Driver load failure with status code 87 (invalid parameter)

Additional details

Recorded trace:

{"Entry":"DriverEntry"}
{"Message":"0.18.0 f7d867867601ab939043b46968c44289450edf0b"}
{"Entry":"ebpf_epoch_initiate"}
{"ErrorMessage":"ebpf_epoch_initiate returned error","Error":6}

Failed api: KeGetProcessorNumberFromIndex

shankarseal commented 3 weeks ago

@Alan-Jowett , it is unclear if the PR (dynamic update of proc) fixes the issue mentioned here. Keeping the issue untriaged, so that we can get your input in this matter.

Alan-Jowett commented 3 weeks ago

The issue is as follows: The API KeQueryMaximumProcessorCountEx returns the maximum number of CPUs that the system will ever have (i.e. via hot-add or other mechanism that brings new CPUs online). The issue is that we can't pin DPCs to CPUs that are reported by KeQueryMaximumProcessorCountEx, but not yet active.

The solution is to track when CPUs become active (i.e. have BPF code running on them), so that the DPC can then be pinned on the CPU the first time it calls epoch enter.

After adding code to track initial activation of CPUs, it was only a small step to support deactivation of idle CPUs (for power efficiency).

dthaler commented 3 weeks ago

@Alan-Jowett

The issue is as follows: The API KeQueryMaximumProcessorCountEx returns the maximum number of CPUs that the system will ever have (i.e. via hot-add or other mechanism that brings new CPUs online). The issue is that we can't pin DPCs to CPUs that are reported by KeQueryMaximumProcessorCountEx, but not yet active.

The solution is to track when CPUs become active (i.e. have BPF code running on them), so that the DPC can then be pinned on the CPU the first time it calls epoch enter.

After adding code to track initial activation of CPUs, it was only a small step to support deactivation of idle CPUs (for power efficiency).

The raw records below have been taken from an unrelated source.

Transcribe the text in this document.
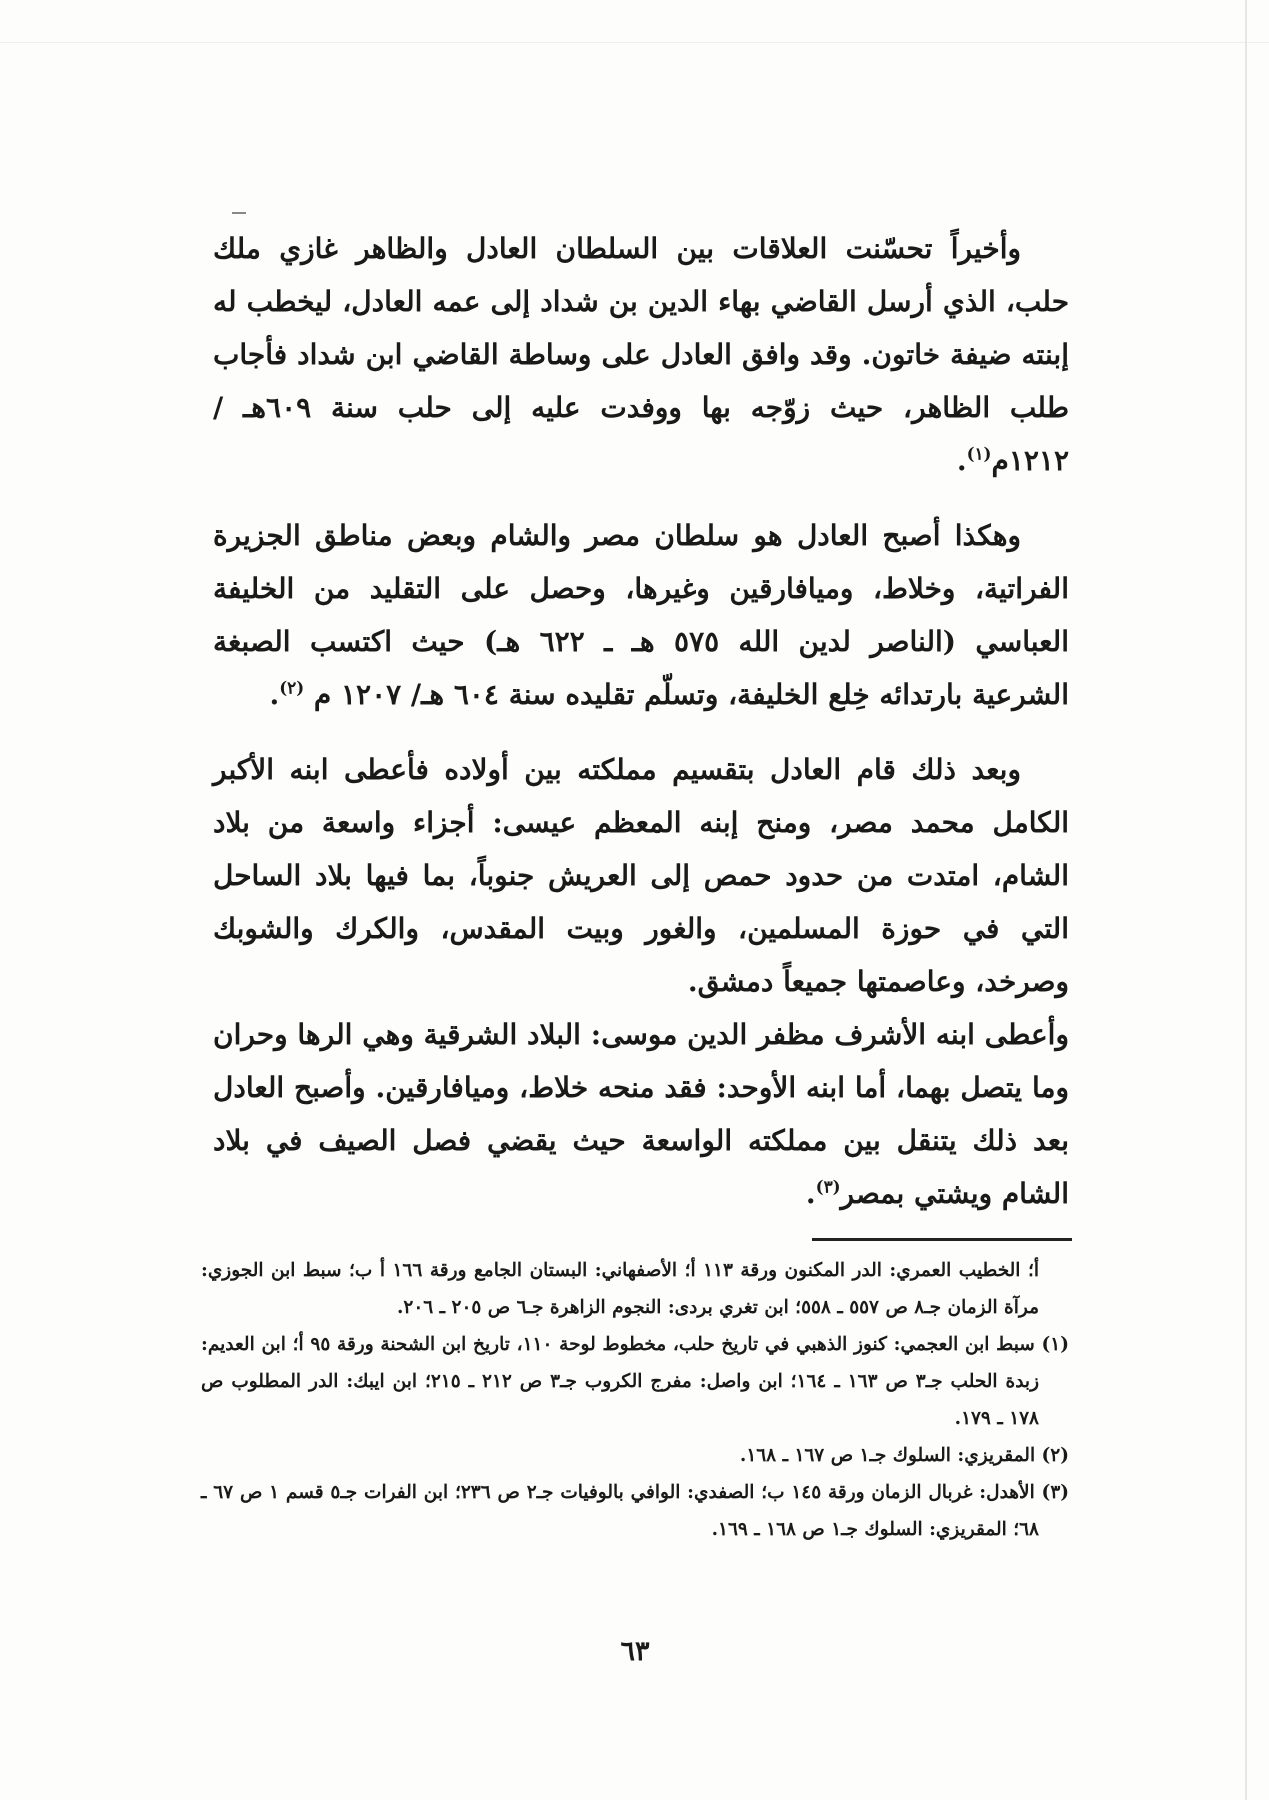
وأخيراً تحسّنت العلاقات بين السلطان العادل والظاهر غازي ملك حلب، الذي أرسل القاضي بهاء الدين بن شداد إلى عمه العادل، ليخطب له إبنته ضيفة خاتون. وقد وافق العادل على وساطة القاضي ابن شداد فأجاب طلب الظاهر، حيث زوّجه بها ووفدت عليه إلى حلب سنة ٦٠٩هـ / ١٢١٢م$^{(١)}$.

وهكذا أصبح العادل هو سلطان مصر والشام وبعض مناطق الجزيرة الفراتية، وخلاط، وميافارقين وغيرها، وحصل على التقليد من الخليفة العباسي (الناصر لدين الله ٥٧٥ هـ ـ ٦٢٢ هـ) حيث اكتسب الصبغة الشرعية بارتدائه خِلع الخليفة، وتسلّم تقليده سنة ٦٠٤ هـ/ ١٢٠٧ م $^{(٢)}$.

وبعد ذلك قام العادل بتقسيم مملكته بين أولاده فأعطى ابنه الأكبر الكامل محمد مصر، ومنح إبنه المعظم عيسى: أجزاء واسعة من بلاد الشام، امتدت من حدود حمص إلى العريش جنوباً، بما فيها بلاد الساحل التي في حوزة المسلمين، والغور وبيت المقدس، والكرك والشوبك وصرخد، وعاصمتها جميعاً دمشق.

وأعطى ابنه الأشرف مظفر الدين موسى: البلاد الشرقية وهي الرها وحران وما يتصل بهما، أما ابنه الأوحد: فقد منحه خلاط، وميافارقين. وأصبح العادل بعد ذلك يتنقل بين مملكته الواسعة حيث يقضي فصل الصيف في بلاد الشام ويشتي بمصر$^{(٣)}$.

أ؛ الخطيب العمري: الدر المكنون ورقة ١١٣ أ؛ الأصفهاني: البستان الجامع ورقة ١٦٦ أ ب؛ سبط ابن الجوزي: مرآة الزمان جـ٨ ص ٥٥٧ ـ ٥٥٨؛ ابن تغري بردى: النجوم الزاهرة جـ٦ ص ٢٠٥ ـ ٢٠٦.

(١) سبط ابن العجمي: كنوز الذهبي في تاريخ حلب، مخطوط لوحة ١١٠، تاريخ ابن الشحنة ورقة ٩٥ أ؛ ابن العديم: زبدة الحلب جـ٣ ص ١٦٣ ـ ١٦٤؛ ابن واصل: مفرج الكروب جـ٣ ص ٢١٢ ـ ٢١٥؛ ابن ايبك: الدر المطلوب ص ١٧٨ ـ ١٧٩.

(٢) المقريزي: السلوك جـ١ ص ١٦٧ ـ ١٦٨.

(٣) الأهدل: غربال الزمان ورقة ١٤٥ ب؛ الصفدي: الوافي بالوفيات جـ٢ ص ٢٣٦؛ ابن الفرات جـ٥ قسم ١ ص ٦٧ ـ ٦٨؛ المقريزي: السلوك جـ١ ص ١٦٨ ـ ١٦٩.

٦٣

The description of this issue states "KeQueryMaximumProcessorCountEx may return a wrong amount of CPUs on some Systems". I don't follow how your answer is related to that statement.

mtfriesen commented 3 weeks ago

Perhaps "KeQueryMaximumProcessorCountEx may return a wrong amount of CPUs on some Systems" should be rephrased in the description as "some systems [at some times] have KeQueryMaximumProcessorCountEx > KeQueryActiveProcessorCountEx" which is true and not a bug.

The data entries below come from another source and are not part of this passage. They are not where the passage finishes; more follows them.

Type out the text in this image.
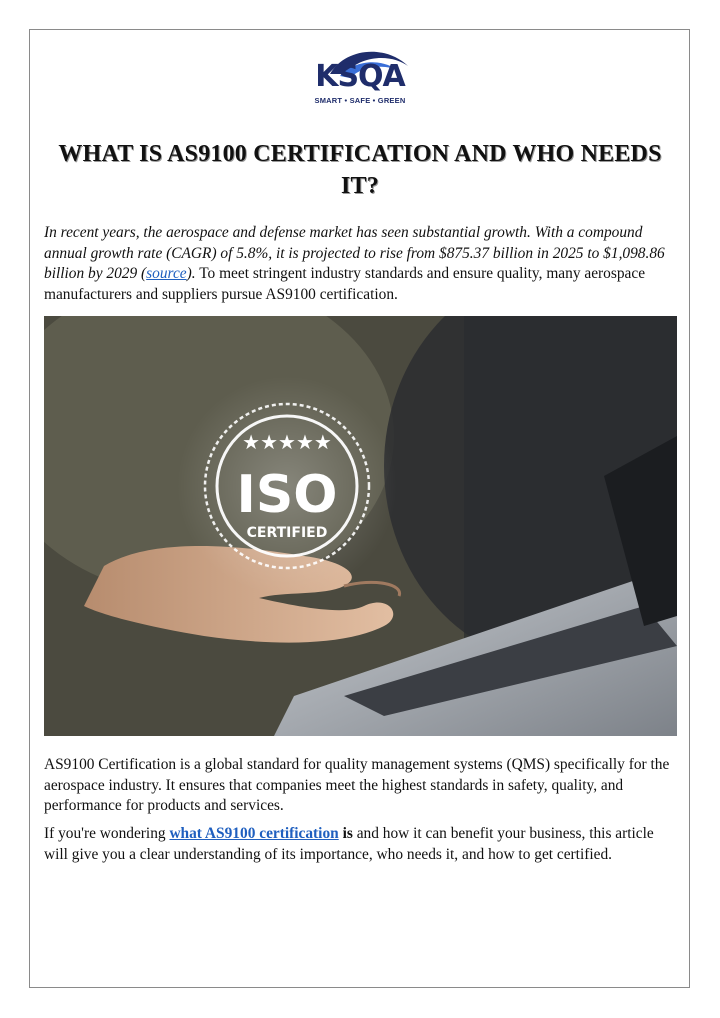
KSQA
SMART • SAFE • GREEN
WHAT IS AS9100 CERTIFICATION AND WHO NEEDS IT?
In recent years, the aerospace and defense market has seen substantial growth. With a compound annual growth rate (CAGR) of 5.8%, it is projected to rise from $875.37 billion in 2025 to $1,098.86 billion by 2029 (source). To meet stringent industry standards and ensure quality, many aerospace manufacturers and suppliers pursue AS9100 certification.
★★★★★
ISO
CERTIFIED
AS9100 Certification is a global standard for quality management systems (QMS) specifically for the aerospace industry. It ensures that companies meet the highest standards in safety, quality, and performance for products and services.
If you're wondering what AS9100 certification is and how it can benefit your business, this article will give you a clear understanding of its importance, who needs it, and how to get certified.
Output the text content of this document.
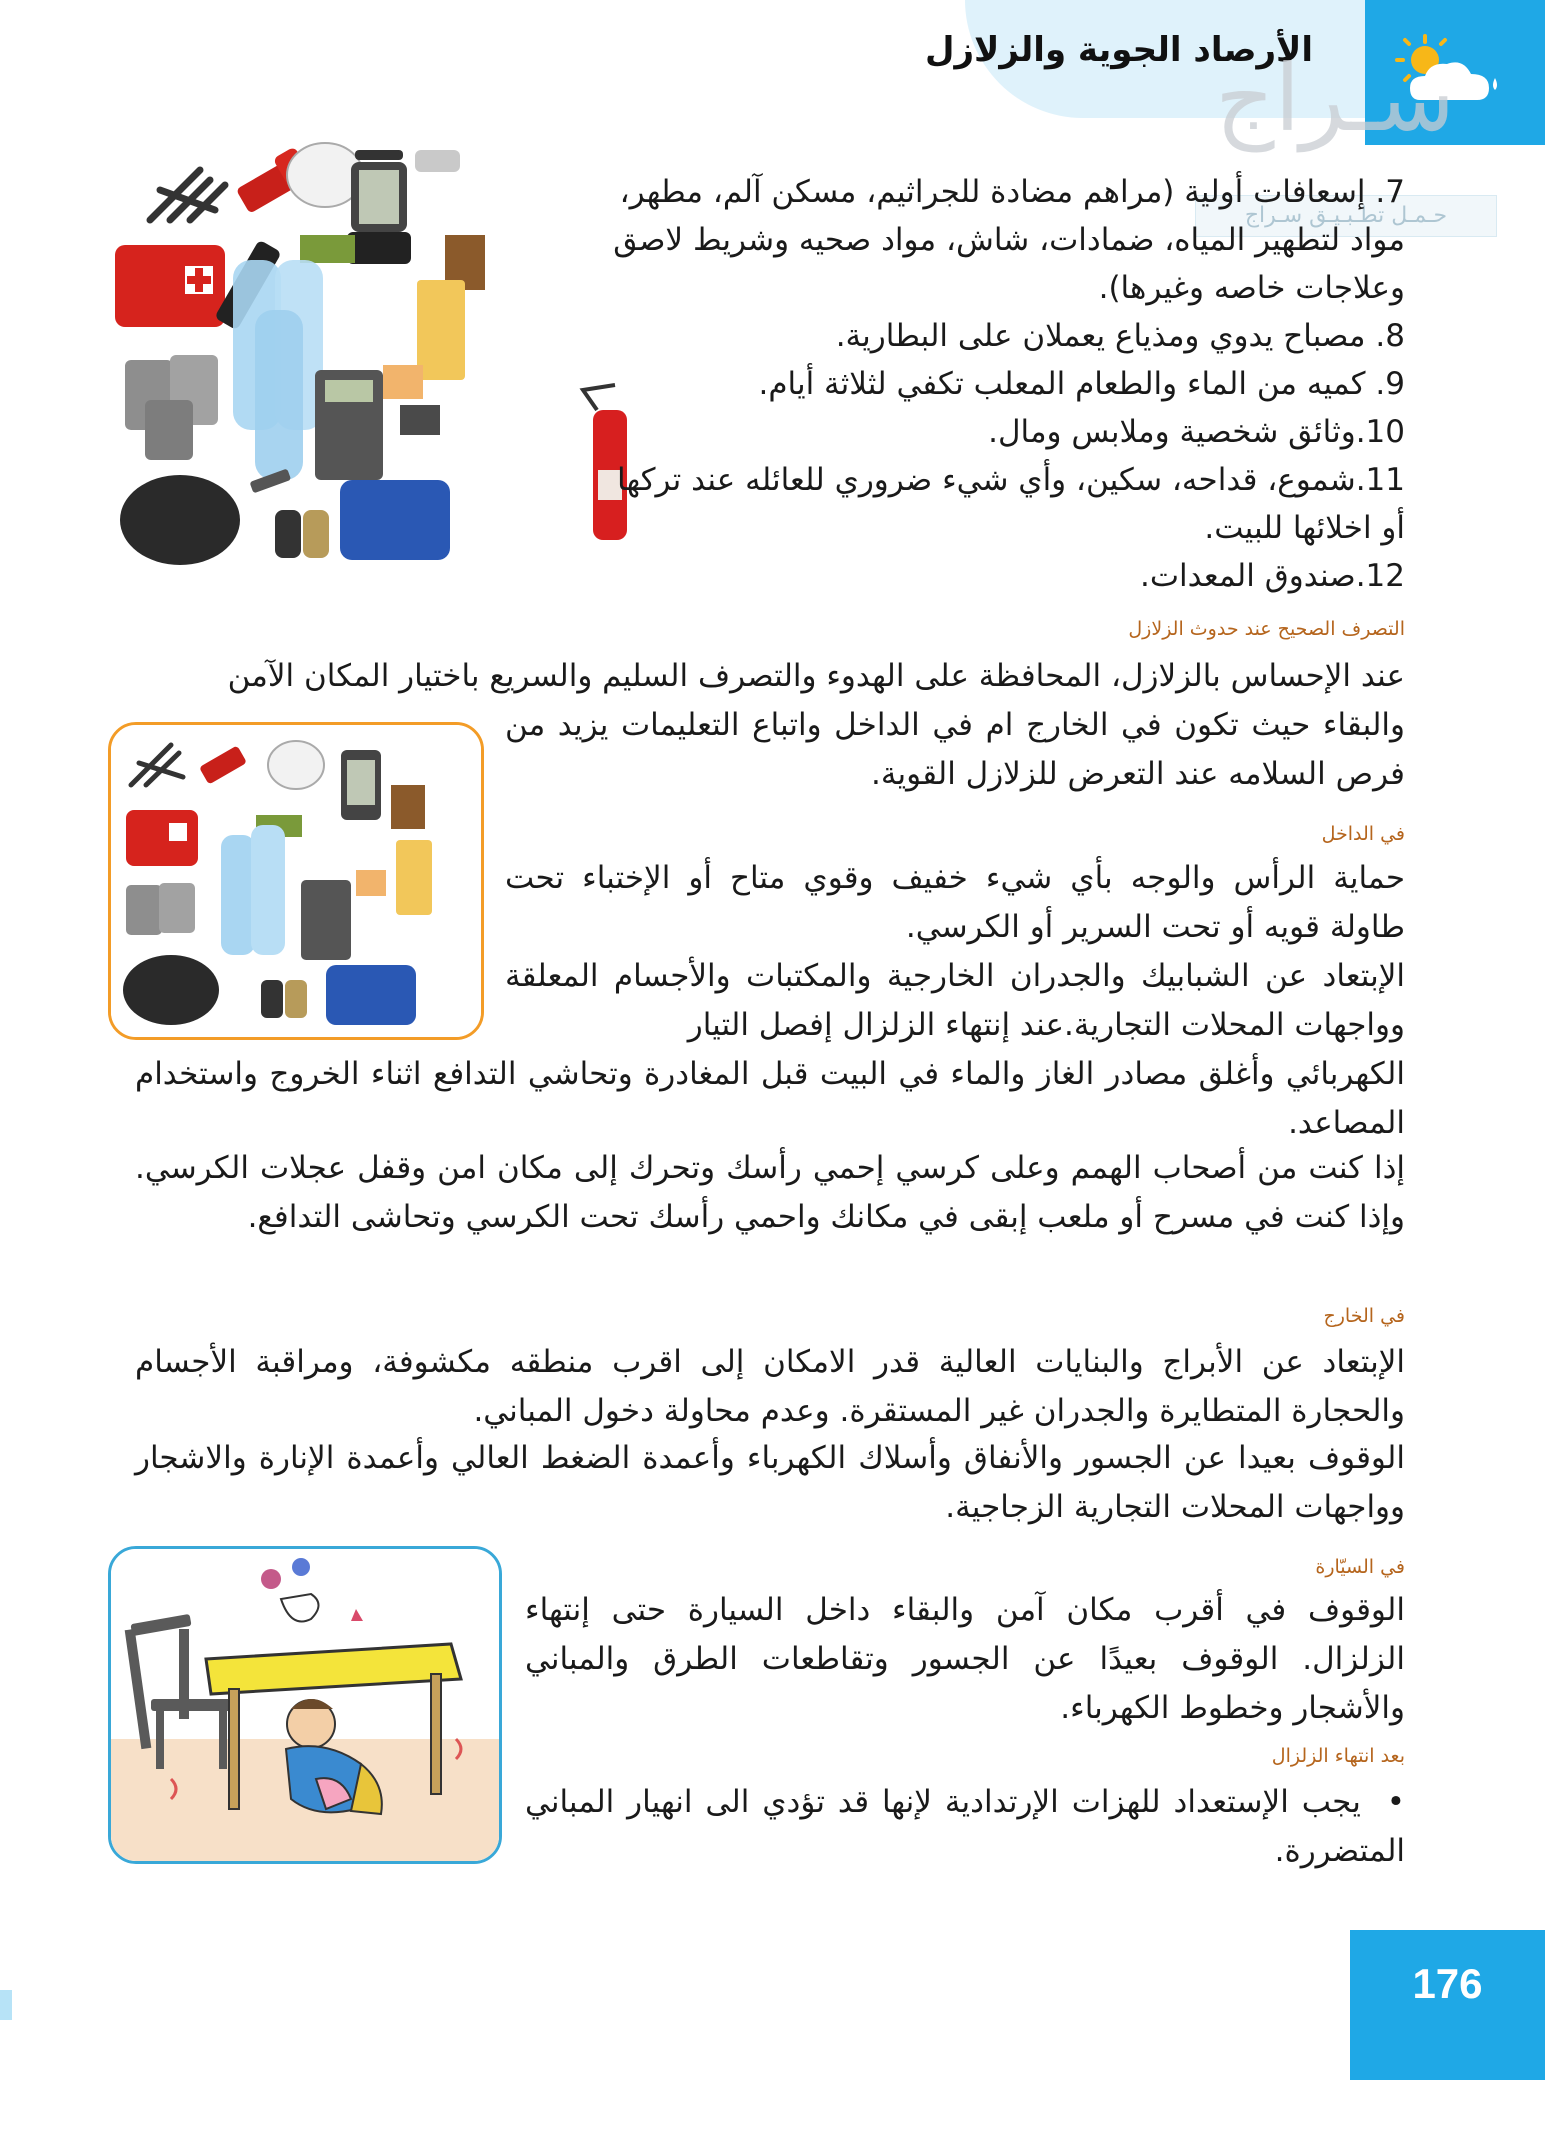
الأرصاد الجوية والزلازل
سـراج
حـمـل تطـبـيـق سـراج
7. إسعافات أولية (مراهم مضادة للجراثيم، مسكن آلم، مطهر، مواد لتطهير المياه، ضمادات، شاش، مواد صحيه وشريط لاصق وعلاجات خاصه وغيرها).
8. مصباح يدوي ومذياع يعملان على البطارية.
9. كميه من الماء والطعام المعلب تكفي لثلاثة أيام.
10.وثائق شخصية وملابس ومال.
11.شموع، قداحه، سكين، وأي شيء ضروري للعائله عند تركها أو اخلائها للبيت.
12.صندوق المعدات.
التصرف الصحيح عند حدوث الزلازل
عند الإحساس بالزلازل، المحافظة على الهدوء والتصرف السليم والسريع باختيار المكان الآمن
والبقاء حيث تكون في الخارج ام في الداخل واتباع التعليمات يزيد من فرص السلامه عند التعرض للزلازل القوية.
في الداخل
حماية الرأس والوجه بأي شيء خفيف وقوي متاح أو الإختباء تحت طاولة قويه أو تحت السرير أو الكرسي.
الإبتعاد عن الشبابيك والجدران الخارجية والمكتبات والأجسام المعلقة وواجهات المحلات التجارية.عند إنتهاء الزلزال إفصل التيار
الكهربائي وأغلق مصادر الغاز والماء في البيت قبل المغادرة وتحاشي التدافع اثناء الخروج واستخدام المصاعد.
إذا كنت من أصحاب الهمم وعلى كرسي إحمي رأسك وتحرك إلى مكان امن وقفل عجلات الكرسي. وإذا كنت في مسرح أو ملعب إبقى في مكانك واحمي رأسك تحت الكرسي وتحاشى التدافع.
في الخارج
الإبتعاد عن الأبراج والبنايات العالية قدر الامكان إلى اقرب منطقه مكشوفة، ومراقبة الأجسام والحجارة المتطايرة والجدران غير المستقرة. وعدم محاولة دخول المباني.
الوقوف بعيدا عن الجسور والأنفاق وأسلاك الكهرباء وأعمدة الضغط العالي وأعمدة الإنارة والاشجار وواجهات المحلات التجارية الزجاجية.
في السيّارة
الوقوف في أقرب مكان آمن والبقاء داخل السيارة حتى إنتهاء الزلزال. الوقوف بعيدًا عن الجسور وتقاطعات الطرق والمباني والأشجار وخطوط الكهرباء.
بعد انتهاء الزلزال
•  يجب الإستعداد للهزات الإرتدادية لإنها قد تؤدي الى انهيار المباني المتضررة.
176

Perhaps in some cases KeQueryMaximumProcessorCountEx > KeQueryActiveProcessorCountEx is caused by a bug, but that is orthogonal to eBPF's handling of the generally legitimate scenario.

mtfriesen commented 3 weeks ago

IIRC usersim can already emulate this scenario. To test this in kernel mode on arbitrary HW, https://learn.microsoft.com/en-us/windows-hardware/drivers/devtest/pnpcpu, which will cause the MaxCount > ActiveCount, and optionally "hot-add" CPUs at runtime by making them active. I'm not aware of any rollback coverage where a partially hot-added CPU is abandoned.

EngineLessCC commented 3 weeks ago

I have been able to experience this issue on two of my systems:

Baremetal: Single socket AMD Ryzen 9 7900 12 Core ^ I am certain this cpu reports a fixed amount of cores (12C 24T), so I'm not sure why KeQueryMaximumProcessorCountEx gives a faulty result here.

KVM+QEMU: EPYC 7402P 24 Core Host: Virt => 1 Socket, 16 virtual cores

And at the moment, neither of these can load the driver due to this issue

Alan-Jowett commented 3 weeks ago

@mtfriesen You are correct. The issue occurs when KeQueryMaximumProcessorCountEx > KeQueryActiveProcessorCountEx, irrespective of the cause (i.e. if the maximum processor count is higher due to a bug in the firmware or if it's higher due to the system actually supporting hot-add).

Alan-Jowett commented 3 weeks ago

Note: The fix doesn't rely on KeRegisterProcessorChangeCallback. Instead, processors are only "activated" from eBPF point of view when ebpf_epoch_enter on that CPU. This solves both this issue as well as avoiding queueing spurious DPCs to CPUs that aren't doing eBPF related work.

shankarseal commented 2 weeks ago

Discussion in the triage meeting: bug in epoch logic, if max proc count exceeds active proc count. The solution is to support hot add/remove. @Alan-Jowett , please create an issue to add test coverage for this case.